An authentic display of moccasins made by the Plains Indians is at the far end of the lobby near the fireplace. Hard rawhide soles were hand sewed to a soft buckskin upper piece. Often, they would chew on the material to make it softer and more pliable. The footwear was then ornamented with dyes, quills, beads, cloth, buttons, fur and fringe, and this work varied greatly among the different tribes. Using no measuring tools or patterns, moccasins were each one-of-a-kind made to fit a specific foot of a child or adult. Intricate designs existed only in the minds of the Native Americans making them and sometimes the design evolved as it was being worked on.

Another display case specifically showcases some actual beadwork for a variety of different articles. The "seed" bead, a small round opaque Venetian glass bead, became available to the Native American cultures around 1840 through the pioneers entering their territories. Because "seed" beads were partly handmade, they were somewhat irregular. The delicacy of the bead pattern determined the size of the bead chosen. When settlers began to crowd into the Sioux country about 1860, beadwork became a major industry for the Native Americans that was highly popular until around 1900, although examples of this beautiful craft are still produced in smaller quantities today.

Headdresses are displayed in the lobby. Some Native Americans believed that by wearing the feathers of the eagle, one of the most respected and revered birds, it was possible to impart the characteristics and power of the eagle to the wearer. It was usually the chief who would wear such a headdress and it was hoped it would provide wisdom and a different perspective. Today, it is illegal to use eagle feathers so the WDW Imagineers had to adapt turkey feathers when they recreated headdresses for display. There are four headdresses in the lobby: the Double Trailer (circa 1875) from the Sioux tribe, the Feather Duster (circa 1890) from the Crow tribe, the Ermine-Tipped Raven (circa 1830s), and the Single Trailer (circa 1835) from the Mandan tribe.
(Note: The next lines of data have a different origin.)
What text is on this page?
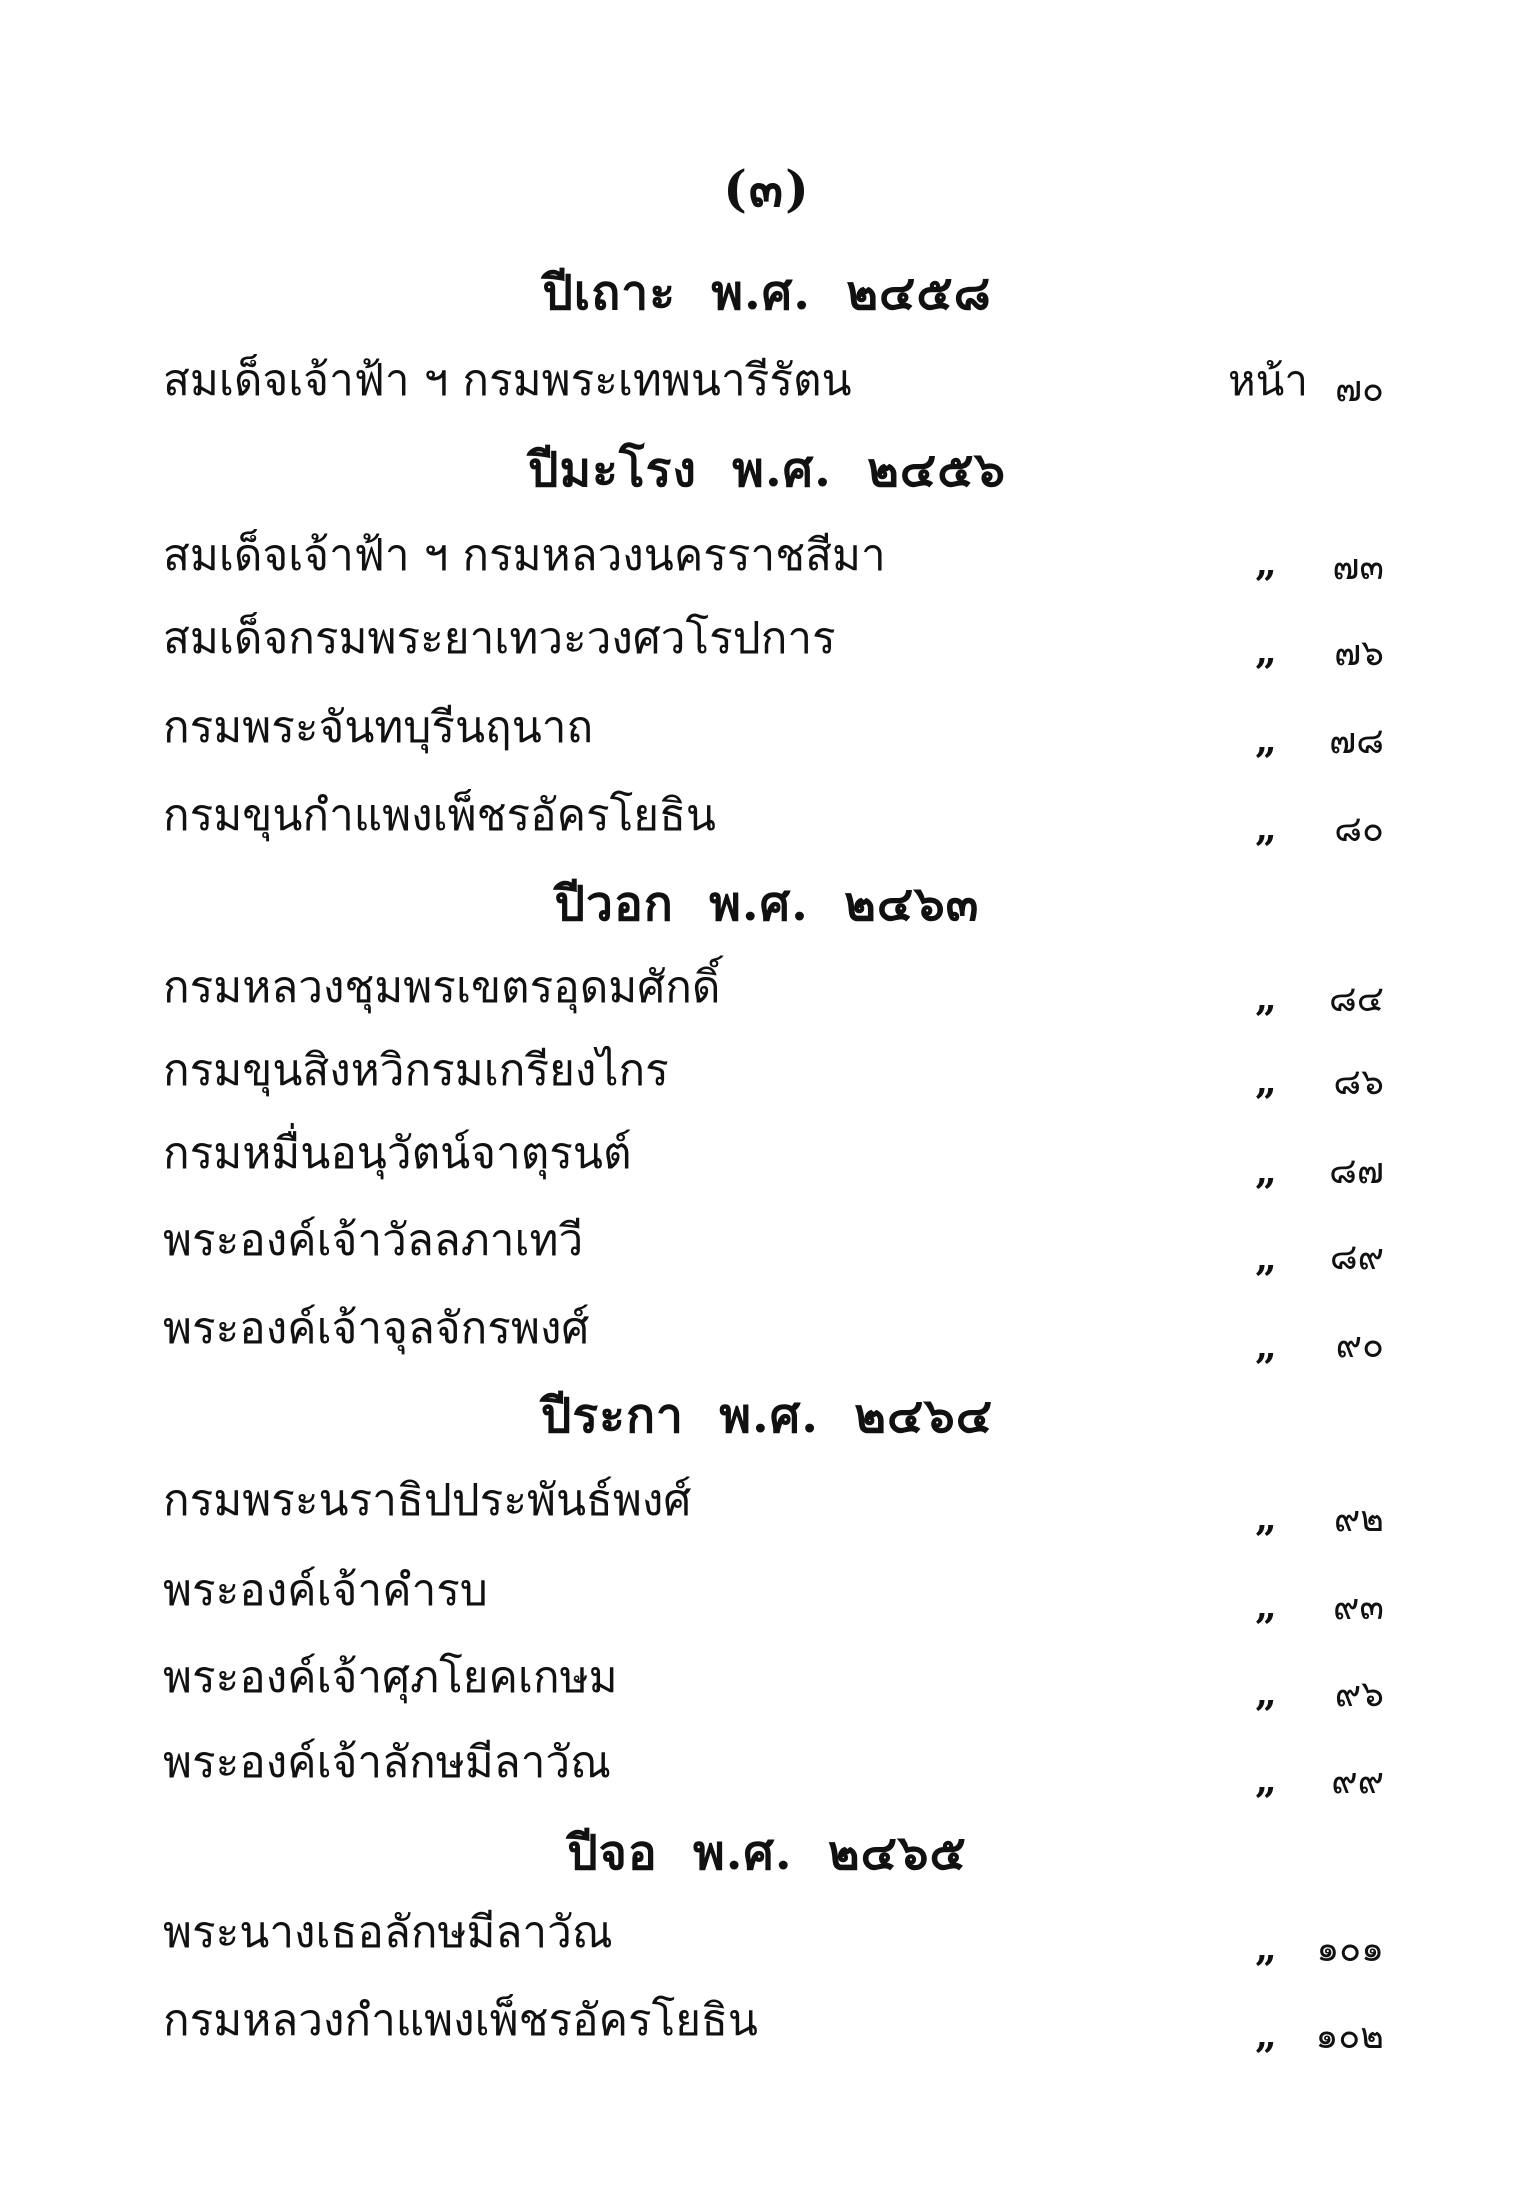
(๓)
ปีเถาะ  พ.ศ.  ๒๔๕๘
สมเด็จเจ้าฟ้า ฯ กรมพระเทพนารีรัตน	หน้า ๗๐
ปีมะโรง  พ.ศ.  ๒๔๕๖
สมเด็จเจ้าฟ้า ฯ กรมหลวงนครราชสีมา	„ ๗๓
สมเด็จกรมพระยาเทวะวงศวโรปการ	„ ๗๖
กรมพระจันทบุรีนฤนาถ	„ ๗๘
กรมขุนกำแพงเพ็ชรอัครโยธิน	„ ๘๐
ปีวอก  พ.ศ.  ๒๔๖๓
กรมหลวงชุมพรเขตรอุดมศักดิ์	„ ๘๔
กรมขุนสิงหวิกรมเกรียงไกร	„ ๘๖
กรมหมื่นอนุวัตน์จาตุรนต์	„ ๘๗
พระองค์เจ้าวัลลภาเทวี	„ ๘๙
พระองค์เจ้าจุลจักรพงศ์	„ ๙๐
ปีระกา  พ.ศ.  ๒๔๖๔
กรมพระนราธิปประพันธ์พงศ์	„ ๙๒
พระองค์เจ้าคำรบ	„ ๙๓
พระองค์เจ้าศุภโยคเกษม	„ ๙๖
พระองค์เจ้าลักษมีลาวัณ	„ ๙๙
ปีจอ  พ.ศ.  ๒๔๖๕
พระนางเธอลักษมีลาวัณ	„ ๑๐๑
กรมหลวงกำแพงเพ็ชรอัครโยธิน	„ ๑๐๒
While I constantly warn people to pay attention and document what they see, even I am a victim when it comes to things quietly disappearing. When the Wilderness Lodge first opened, and for many years afterwards, every November as part of Native American Heritage Month, there would be a ceremony performed called the Blessing of the Four Directions, which is rooted in the belief that human beings are tied to all things in nature. It is this belief which assigned virtues to the four cardinal directions; East, South, West and North. It was conducted by James Hansen (Black Wolf) and Anita Hansen (Quick Silver) and the ceremony symbolically drove out negative energy and purified the resort for the year ahead. The Hansens also told stories and answered questions for guests about Native American culture.

I believe the last ceremony I personally attended was in 2009. It was a great shock to me to recently discover the ceremony has not been performed for about seven years. Apparently, the Hansens decided they no longer wanted to travel to do it and Disney decided not to find another alternative. There are many versions of the blessing ceremony and I am sorry it is no longer performed.

I've talked about the entire story of each totem pole and a very shortened version of these stories are on plaques near the bottom of each pole. Interestingly, if you stacked each of the two poles on top of each other and added the character pole in front of the Merchandise shop, the make-shift structure would be as tall as Blizzard Beach's Summit Plummet or close to 130-feet tall.

For me, every time I enter the lobby of Disney's Wilderness Lodge it is a breathtaking experience, but I fear that too many guests just take for granted the thought and effort that went behind its design and its tribute to Native Americans.